А Семен Сапрыкин катил в свою Даниловку. «Волга» несла его играючи, так и рвалась вперед всем своим стосильным, хорошо отлаженным двигателем.

«Золото спрятать, закопать, — холодно, расчетливо думал Сапрыкин. — И не дома, не в саду — где-нибудь в лесу, на отшибе, куда и волки не заглядывают. Всю аппаратуру уничтожить, никаких следов переплавки в доме не должно быть. Там, в подвале гаража, есть еще килограмма два с половиной рамки, что привозил в последний раз Рябченко, — уничтожить. Что еще? Главное — поговорить с Марией, втолковать ей, что и как говорить, как поступать. Она почти ничего не знает о моем «золотом промысле», это хорошо. Тем более не в курсе дела по Анатолию — царство ему небесное! Держал бы язык за зубами — пальцем бы его никто не тронул… Ну да ладно, дело сделано».

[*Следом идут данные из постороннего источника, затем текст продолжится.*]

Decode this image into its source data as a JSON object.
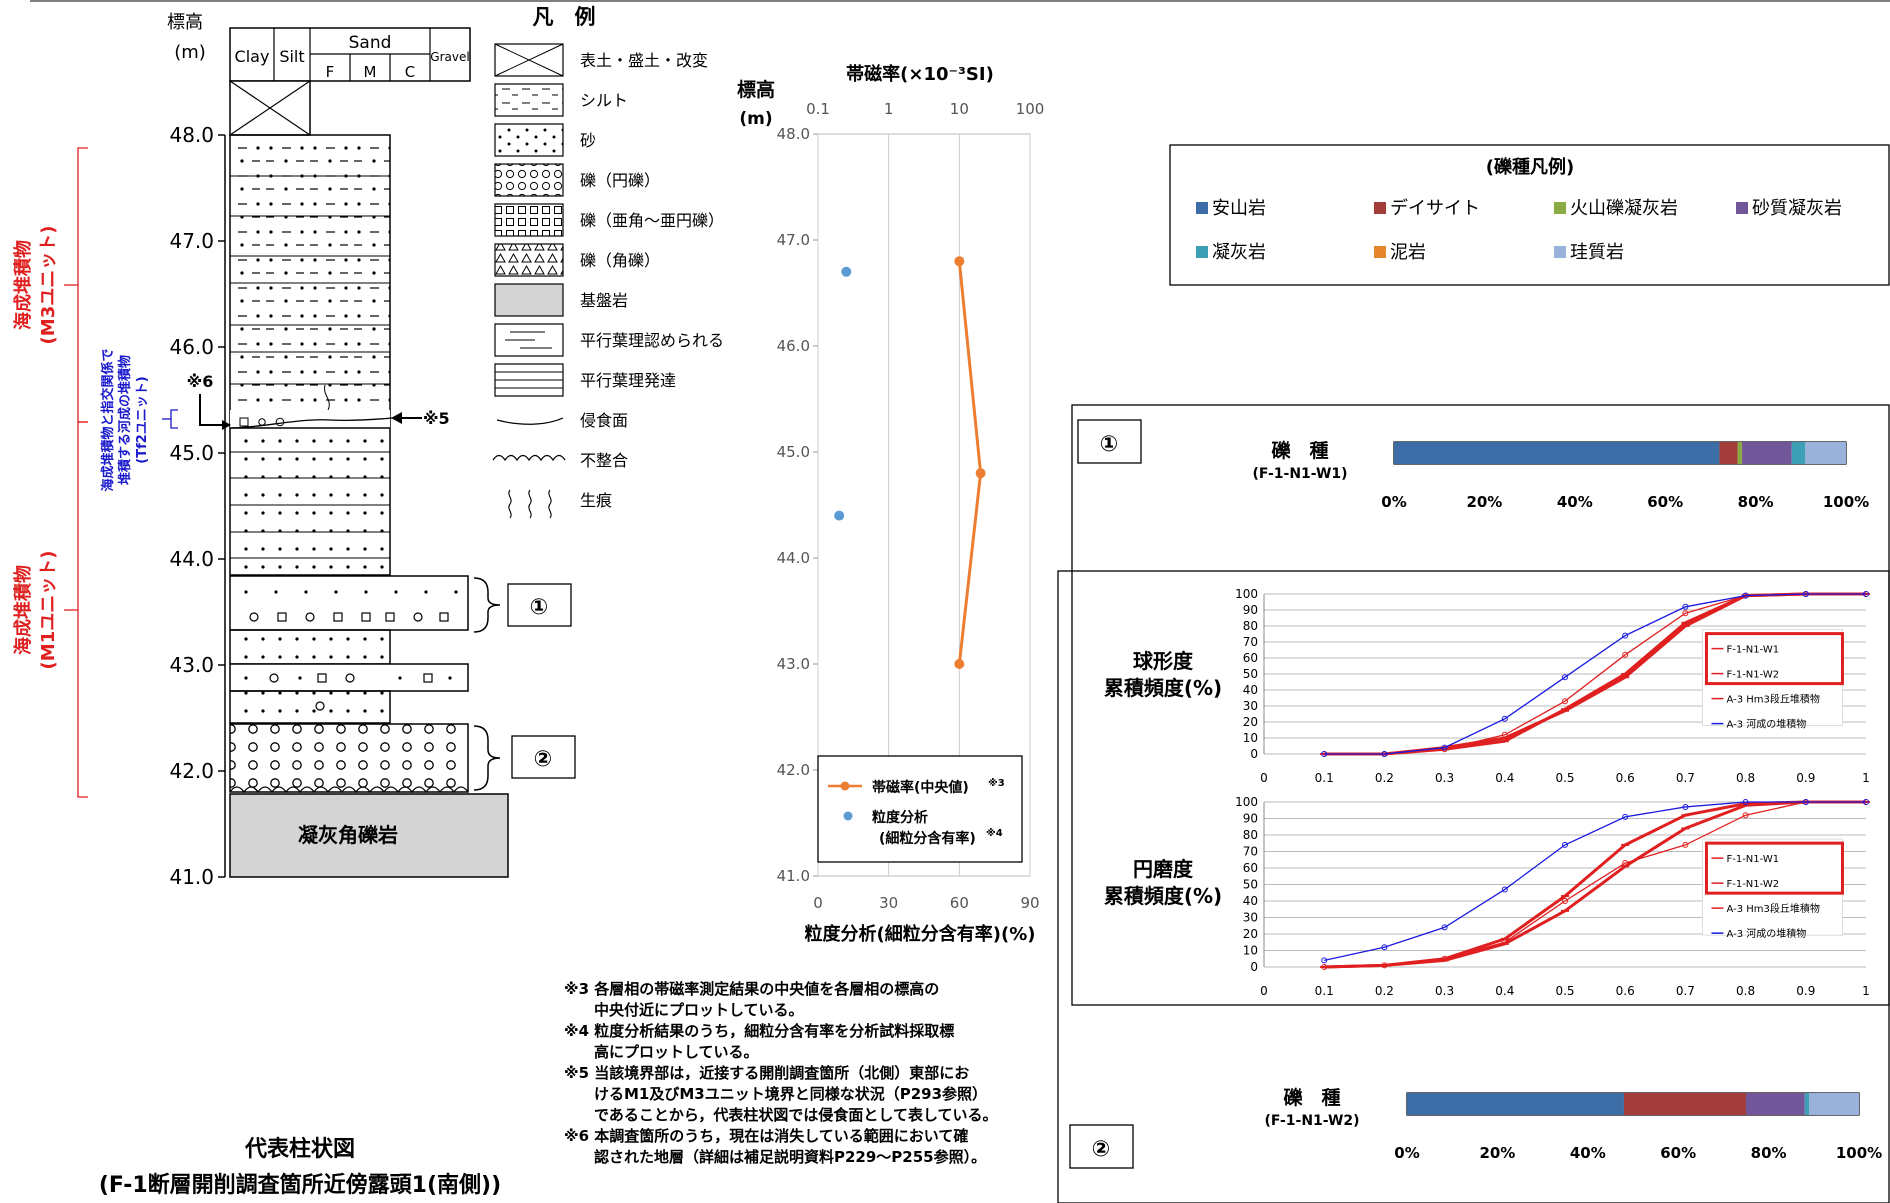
{
  "column": {
    "elev_title": "標高",
    "elev_unit": "(m)",
    "header": {
      "clay": "Clay",
      "silt": "Silt",
      "sand": "Sand",
      "f": "F",
      "m": "M",
      "c": "C",
      "gravel": "Gravel"
    },
    "elev_ticks": [
      "48.0",
      "47.0",
      "46.0",
      "45.0",
      "44.0",
      "43.0",
      "42.0",
      "41.0"
    ],
    "units": {
      "m3_line1": "海成堆積物",
      "m3_line2": "(M3ユニット)",
      "tf2_line1": "海成堆積物と指交関係で",
      "tf2_line2": "堆積する河成の堆積物",
      "tf2_line3": "(Tf2ユニット)",
      "m1_line1": "海成堆積物",
      "m1_line2": "(M1ユニット)"
    },
    "note6": "※6",
    "note5": "※5",
    "bedrock": "凝灰角礫岩",
    "sample1": "①",
    "sample2": "②",
    "title_line1": "代表柱状図",
    "title_line2": "(F-1断層開削調査箇所近傍露頭1(南側))"
  },
  "legend": {
    "title": "凡　例",
    "items": [
      "表土・盛土・改変",
      "シルト",
      "砂",
      "礫（円礫）",
      "礫（亜角～亜円礫）",
      "礫（角礫）",
      "基盤岩",
      "平行葉理認められる",
      "平行葉理発達",
      "侵食面",
      "不整合",
      "生痕"
    ]
  },
  "mag_chart": {
    "elev_label": "標高",
    "elev_unit": "(m)",
    "top_title": "帯磁率(×10⁻³SI)",
    "bottom_title": "粒度分析(細粒分含有率)(%)",
    "legend_mag": "帯磁率(中央値)",
    "legend_mag_note": "※3",
    "legend_grain1": "粒度分析",
    "legend_grain2": "(細粒分含有率)",
    "legend_grain_note": "※4"
  },
  "chart_data": [
    {
      "type": "line",
      "title": "帯磁率(×10⁻³SI)",
      "ylabel": "標高 (m)",
      "xscale": "log",
      "xlim": [
        0.1,
        100
      ],
      "ylim": [
        41.0,
        48.0
      ],
      "x_ticks": [
        "0.1",
        "1",
        "10",
        "100"
      ],
      "y_ticks": [
        "48.0",
        "47.0",
        "46.0",
        "45.0",
        "44.0",
        "43.0",
        "42.0",
        "41.0"
      ],
      "series": [
        {
          "name": "帯磁率(中央値)",
          "color": "#ED7D31",
          "x": [
            10,
            20,
            10
          ],
          "y": [
            46.8,
            44.8,
            43.0
          ]
        }
      ]
    },
    {
      "type": "scatter",
      "xlabel": "粒度分析(細粒分含有率)(%)",
      "xlim": [
        0,
        90
      ],
      "x_ticks": [
        "0",
        "30",
        "60",
        "90"
      ],
      "series": [
        {
          "name": "粒度分析(細粒分含有率)",
          "color": "#5B9BD5",
          "x": [
            12,
            9
          ],
          "y": [
            46.7,
            44.4
          ]
        }
      ]
    },
    {
      "type": "bar",
      "title": "礫種 (F-1-N1-W1)",
      "stacked": true,
      "x_ticks": [
        "0%",
        "20%",
        "40%",
        "60%",
        "80%",
        "100%"
      ],
      "series": [
        {
          "name": "安山岩",
          "color": "#3D6DA6",
          "values": [
            72
          ]
        },
        {
          "name": "デイサイト",
          "color": "#A33D3B",
          "values": [
            4
          ]
        },
        {
          "name": "火山礫凝灰岩",
          "color": "#8AAA45",
          "values": [
            1
          ]
        },
        {
          "name": "砂質凝灰岩",
          "color": "#71569A",
          "values": [
            11
          ]
        },
        {
          "name": "凝灰岩",
          "color": "#3D9FB3",
          "values": [
            3
          ]
        },
        {
          "name": "泥岩",
          "color": "#E6872E",
          "values": [
            0
          ]
        },
        {
          "name": "珪質岩",
          "color": "#99B2DA",
          "values": [
            9
          ]
        }
      ]
    },
    {
      "type": "bar",
      "title": "礫種 (F-1-N1-W2)",
      "stacked": true,
      "x_ticks": [
        "0%",
        "20%",
        "40%",
        "60%",
        "80%",
        "100%"
      ],
      "series": [
        {
          "name": "安山岩",
          "color": "#3D6DA6",
          "values": [
            48
          ]
        },
        {
          "name": "デイサイト",
          "color": "#A33D3B",
          "values": [
            27
          ]
        },
        {
          "name": "火山礫凝灰岩",
          "color": "#8AAA45",
          "values": [
            0
          ]
        },
        {
          "name": "砂質凝灰岩",
          "color": "#71569A",
          "values": [
            13
          ]
        },
        {
          "name": "凝灰岩",
          "color": "#3D9FB3",
          "values": [
            1
          ]
        },
        {
          "name": "泥岩",
          "color": "#E6872E",
          "values": [
            0
          ]
        },
        {
          "name": "珪質岩",
          "color": "#99B2DA",
          "values": [
            11
          ]
        }
      ]
    },
    {
      "type": "line",
      "title": "球形度累積頻度(%)",
      "xlim": [
        0,
        1
      ],
      "ylim": [
        0,
        100
      ],
      "x_ticks": [
        "0",
        "0.1",
        "0.2",
        "0.3",
        "0.4",
        "0.5",
        "0.6",
        "0.7",
        "0.8",
        "0.9",
        "1"
      ],
      "y_ticks": [
        "0",
        "10",
        "20",
        "30",
        "40",
        "50",
        "60",
        "70",
        "80",
        "90",
        "100"
      ],
      "x": [
        0.1,
        0.2,
        0.3,
        0.4,
        0.5,
        0.6,
        0.7,
        0.8,
        0.9,
        1.0
      ],
      "series": [
        {
          "name": "F-1-N1-W1",
          "color": "#E02020",
          "width": 3,
          "marker": "dash",
          "values": [
            0,
            0,
            3,
            8,
            28,
            50,
            82,
            99,
            100,
            100
          ]
        },
        {
          "name": "F-1-N1-W2",
          "color": "#E02020",
          "width": 3,
          "marker": "dash",
          "values": [
            0,
            0,
            4,
            10,
            27,
            48,
            80,
            99,
            100,
            100
          ]
        },
        {
          "name": "A-3 Hm3段丘堆積物",
          "color": "#E02020",
          "width": 1.3,
          "marker": "circle",
          "values": [
            0,
            0,
            3,
            12,
            33,
            62,
            88,
            99,
            100,
            100
          ]
        },
        {
          "name": "A-3 河成の堆積物",
          "color": "#1A1AE0",
          "width": 1.3,
          "marker": "circle",
          "values": [
            0,
            0,
            4,
            22,
            48,
            74,
            92,
            99,
            100,
            100
          ]
        }
      ]
    },
    {
      "type": "line",
      "title": "円磨度累積頻度(%)",
      "xlim": [
        0,
        1
      ],
      "ylim": [
        0,
        100
      ],
      "x_ticks": [
        "0",
        "0.1",
        "0.2",
        "0.3",
        "0.4",
        "0.5",
        "0.6",
        "0.7",
        "0.8",
        "0.9",
        "1"
      ],
      "y_ticks": [
        "0",
        "10",
        "20",
        "30",
        "40",
        "50",
        "60",
        "70",
        "80",
        "90",
        "100"
      ],
      "x": [
        0.1,
        0.2,
        0.3,
        0.4,
        0.5,
        0.6,
        0.7,
        0.8,
        0.9,
        1.0
      ],
      "series": [
        {
          "name": "F-1-N1-W1",
          "color": "#E02020",
          "width": 3,
          "marker": "dash",
          "values": [
            0,
            1,
            5,
            17,
            43,
            74,
            92,
            99,
            100,
            100
          ]
        },
        {
          "name": "F-1-N1-W2",
          "color": "#E02020",
          "width": 3,
          "marker": "dash",
          "values": [
            0,
            1,
            4,
            14,
            34,
            61,
            84,
            98,
            100,
            100
          ]
        },
        {
          "name": "A-3 Hm3段丘堆積物",
          "color": "#E02020",
          "width": 1.3,
          "marker": "circle",
          "values": [
            0,
            1,
            5,
            15,
            40,
            63,
            74,
            92,
            100,
            100
          ]
        },
        {
          "name": "A-3 河成の堆積物",
          "color": "#1A1AE0",
          "width": 1.3,
          "marker": "circle",
          "values": [
            4,
            12,
            24,
            47,
            74,
            91,
            97,
            100,
            100,
            100
          ]
        }
      ]
    }
  ],
  "gravel_legend": {
    "title": "(礫種凡例)",
    "items": [
      {
        "label": "安山岩",
        "color": "#3D6DA6"
      },
      {
        "label": "デイサイト",
        "color": "#A33D3B"
      },
      {
        "label": "火山礫凝灰岩",
        "color": "#8AAA45"
      },
      {
        "label": "砂質凝灰岩",
        "color": "#71569A"
      },
      {
        "label": "凝灰岩",
        "color": "#3D9FB3"
      },
      {
        "label": "泥岩",
        "color": "#E6872E"
      },
      {
        "label": "珪質岩",
        "color": "#99B2DA"
      }
    ]
  },
  "panels": {
    "p1_mark": "①",
    "p2_mark": "②",
    "gravel_label": "礫　種",
    "w1_id": "(F-1-N1-W1)",
    "w2_id": "(F-1-N1-W2)",
    "sph_label1": "球形度",
    "sph_label2": "累積頻度(%)",
    "rnd_label1": "円磨度",
    "rnd_label2": "累積頻度(%)"
  },
  "notes": [
    "※3 各層相の帯磁率測定結果の中央値を各層相の標高の",
    "中央付近にプロットしている。",
    "※4 粒度分析結果のうち，細粒分含有率を分析試料採取標",
    "高にプロットしている。",
    "※5 当該境界部は，近接する開削調査箇所（北側）東部にお",
    "けるM1及びM3ユニット境界と同様な状況（P293参照）",
    "であることから，代表柱状図では侵食面として表している。",
    "※6 本調査箇所のうち，現在は消失している範囲において確",
    "認された地層（詳細は補足説明資料P229～P255参照）。"
  ]
}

На обочине дороги стояла женщина, голосовала, просила подвезти. Это была их, поселковая, баба, Сапрыкин знал ее. Он затормозил, открыл дверцу. Она неловко влезла с тяжелыми сумками, отдышалась, затараторила радостно:

— Ой, Сеня, спасибочко. А то я уж озябла вся. Никто не останавливается, все мимо да мимо. Ну что за люди, а? Неужто я место у них просижу?! Ты же на машине едешь, в тепле, богатый, а тут стоишь с сумками… Я уж и деньгами голосовала: выну рубль, махаю им… Смеются, холеры, а все одно не останавливаются.

— Ты б лучше коленку выставила, — мрачно хмыкнул Сапрыкин, — нынче секс в моде.

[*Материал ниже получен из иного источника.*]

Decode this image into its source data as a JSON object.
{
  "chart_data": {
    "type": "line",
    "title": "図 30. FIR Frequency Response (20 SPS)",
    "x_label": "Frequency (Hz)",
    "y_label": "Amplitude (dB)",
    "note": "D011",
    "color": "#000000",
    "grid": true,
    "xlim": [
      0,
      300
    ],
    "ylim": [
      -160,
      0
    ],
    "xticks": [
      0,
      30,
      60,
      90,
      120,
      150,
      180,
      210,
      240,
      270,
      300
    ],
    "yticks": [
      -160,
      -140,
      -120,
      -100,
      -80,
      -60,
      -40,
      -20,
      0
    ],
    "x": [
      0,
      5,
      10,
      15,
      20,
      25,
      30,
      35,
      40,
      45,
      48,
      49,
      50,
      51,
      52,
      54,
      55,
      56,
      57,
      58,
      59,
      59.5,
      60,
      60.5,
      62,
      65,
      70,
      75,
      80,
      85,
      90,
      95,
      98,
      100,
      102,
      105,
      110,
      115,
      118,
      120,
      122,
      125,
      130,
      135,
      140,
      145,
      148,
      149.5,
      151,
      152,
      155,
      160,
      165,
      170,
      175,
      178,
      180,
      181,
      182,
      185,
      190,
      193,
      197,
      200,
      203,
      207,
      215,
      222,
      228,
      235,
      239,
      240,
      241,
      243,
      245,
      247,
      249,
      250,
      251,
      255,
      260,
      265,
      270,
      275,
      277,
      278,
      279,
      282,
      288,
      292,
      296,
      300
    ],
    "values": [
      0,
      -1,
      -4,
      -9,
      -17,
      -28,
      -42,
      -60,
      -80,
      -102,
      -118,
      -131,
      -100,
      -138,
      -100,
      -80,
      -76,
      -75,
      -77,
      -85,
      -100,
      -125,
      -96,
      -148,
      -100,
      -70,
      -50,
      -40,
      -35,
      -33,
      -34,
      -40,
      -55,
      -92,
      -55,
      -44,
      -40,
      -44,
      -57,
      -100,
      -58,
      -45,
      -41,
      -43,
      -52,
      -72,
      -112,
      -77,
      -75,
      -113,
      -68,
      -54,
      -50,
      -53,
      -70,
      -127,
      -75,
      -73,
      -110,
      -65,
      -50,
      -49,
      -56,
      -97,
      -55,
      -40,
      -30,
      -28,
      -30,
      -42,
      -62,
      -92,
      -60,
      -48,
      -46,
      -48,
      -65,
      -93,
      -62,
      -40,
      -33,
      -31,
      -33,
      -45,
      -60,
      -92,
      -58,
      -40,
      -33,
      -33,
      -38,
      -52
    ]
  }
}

Женщина покраснела, ткнула Семена в спину.

— Ляпнешь такое!… Молоденькая, что ли?!

У крайних домов Даниловки Семен остановился. Попутчица его вылезла пз машины, выволокла сумки, протянула рубль. Он взял без колебаний, с чувством исполненного долга.

Въехав во двор, Семен постоял у гаража, поглазел на роскошный свой двухэтажный особняк, повздыхал. Снег присыпал бассейн, голый и тихий сад, сараюшки, теплицу.

Чувство злой ярости овладело всем его существом. Что же они, придурки, наделали?! Неужели не могли укокошить прапорщика где-нибудь подальше от Даниловки?! Ведь хотел же уехать на Московское шоссе, совсем в другую сторону, там и лес погуще, и места поглуше. Нет, сюда привез! Вот что значит пьяные! Тьфу!… И Валентину подвели. Отдувайся теперь, бедная баба!… А ведь как хорошо было задумано, черт!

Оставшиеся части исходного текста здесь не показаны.